I am having  airtel 512 unlimited plan and i am getting double speed 1 mbps 
from yesterday night..?

i did not make any call nor any offers.. but sudden change..!!


have anyone experienced..?


----------



## Kalyan (May 12, 2010)

I think, competition has forced the providers with these plans. I was using Beam cable internet at Hyderabad. I was on 256 kbps UL earlier. it was changed to 768 kbps (thrice the speed) without extra charge. Now I have FUP of 30 GB on 768 Kbps. and the speed changes back to 256 kbps till end of the month. They have changed all the plans accordingly. 128 kbps to 256 kbps, 256 to 768, 512 to 1Mbps, 1Mbps to 4Mbps. I think even BSNL have upgraded the plans.


----------



## clmlbx (May 12, 2010)

AIRTEL will double speed for all ..but it was to be started  from june-july  month ..

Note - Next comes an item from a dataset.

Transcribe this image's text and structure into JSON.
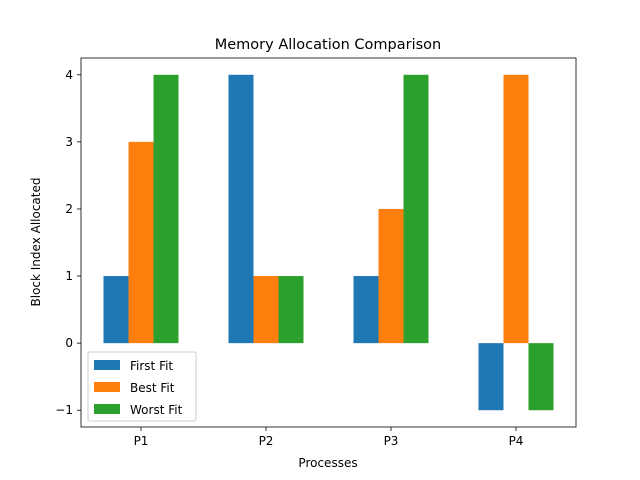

My bad-luck me not experiencing anything


----------



## Aerohawk (May 13, 2010)

No such luck for BSNL users. D:


----------



## rajan1311 (May 18, 2010)

i also have got double speed for almost 1.5 months now


----------



## Rockstar11 (May 19, 2010)

Aerohawk12 said:


> No such luck for BSNL users. D:


----------



## MetalheadGautham (May 23, 2010)

Damn... us bsnl users still get same old speed.... wish they make H500 family of plans from 2mbps to 4mbps


----------



## sysfilez (May 28, 2010)

me too experiencing high speeds with airtel for almost 2months, I use unlimited 256kbps plan


----------